Algunos otros, destacaban que el señor de Macuspana –región del Estado de Tabasco- está envuelto por un “halo de cambio”, en “olor de santidad” cuando asegura que al aliarse a él y prometerle lealtad absoluta, se perdonarán todos los pecaditos y pecadotes de delincuentes y/o funcionarios corruptos.

No pocos analistas sostenían que, el hombre que ha vivido por más de una década del erario público destinado a campañas para ser elegido como presidente de la República Mexicana, (www.cronica.com.mx/notas/2017/1019863.html – 20 abr. 2017 ) era “prácticamente inevitable” que no fuera de los candidatos que los mismos medios habían calificado como puntero.

Ciertamente, el mesías tropical –como lo llamó el maestro Enrique Krauze- tiene en sí mismo, a su peor enemigo. Es la contradicción en sí mismo. Dice una cosa y al día siguiente establece, sin inmutarse, exactamente lo contrario.

TODO IBA BIEN, PERO…

El “Síndrome de la Inevitabilidad” empezó a permear en la sociedad mexicana. No pocos liderazgos empresariales, de organismos de servicio, colegios de profesionales, académicos y hasta instituciones clericales –recuérdese el origen Evangélico-Confesional del PES –Partido Encuentro Social- jalaron a una cantidad importante de cristianos a simpatizar con Morena, partido en el que militan no pocos come-curas-al-mojo-de-ajo, pro abortistas, impulsores de las uniones del mismo sexo (léase Claudia Sheimbaum y Martha Lamas, entre [email protected], que piden a los curas algo así como: “saquen sus Rosarios de nuestra vaginas”) y del Club de Fanáticos del Estado Laico decimonónico y oscurantista.

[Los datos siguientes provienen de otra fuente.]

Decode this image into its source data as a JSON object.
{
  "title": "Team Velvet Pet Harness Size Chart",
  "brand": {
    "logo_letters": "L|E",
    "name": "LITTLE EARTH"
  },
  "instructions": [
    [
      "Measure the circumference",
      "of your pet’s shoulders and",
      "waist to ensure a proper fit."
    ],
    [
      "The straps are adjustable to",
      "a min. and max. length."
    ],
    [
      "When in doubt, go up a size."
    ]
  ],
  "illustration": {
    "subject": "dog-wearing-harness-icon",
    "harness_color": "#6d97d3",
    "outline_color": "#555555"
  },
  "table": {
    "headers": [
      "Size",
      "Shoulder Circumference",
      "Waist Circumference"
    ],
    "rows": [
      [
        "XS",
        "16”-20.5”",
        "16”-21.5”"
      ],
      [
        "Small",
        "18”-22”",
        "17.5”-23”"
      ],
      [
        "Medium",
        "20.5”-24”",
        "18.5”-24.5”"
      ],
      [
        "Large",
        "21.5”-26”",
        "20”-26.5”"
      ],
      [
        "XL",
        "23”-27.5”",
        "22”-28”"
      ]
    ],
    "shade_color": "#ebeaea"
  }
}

Esos tales empezaron a inclinarse por la candidatura de “ya sabes quién”.

Evidentemente, muchos de aquellos que tienen jugosos negocios a la sombra y cobijo del viejo o del nuevo PRI, empezaron a simpatizar, “pero más despacio”. No faltó quienes organizaran algunos eventos “a modo” para incensar al tabasqueño… “Por si acaso lo hacen  presidente”.

EN EL MEDIO TIEMPO

La venta del avión presidencial, la suspensión del nuevo aeropuerto, las descortesías con el Consejo Coordinador Empresarial; la cacería de brujas contra los dueños del dinero asociados con funcionarios priistas; la pena ajena de los mexicanos durante la exposición del tabasqueño con los inversionistas estadounidenses; la posición de éste frente al DACA, los dineros regalados a los que no estudian ni trabajan; los “ahorros” de 500 mil millones de dólares; los respaldos a las tropelías de la CNTE; el pleito con Carlos Slim y el ridículo –silencioso ridículo- que jugó en el primer debate de los presidenciables, han hecho pensar a propios y extraños que lo “inevitable” no existe…y menos en política. Al tiempo.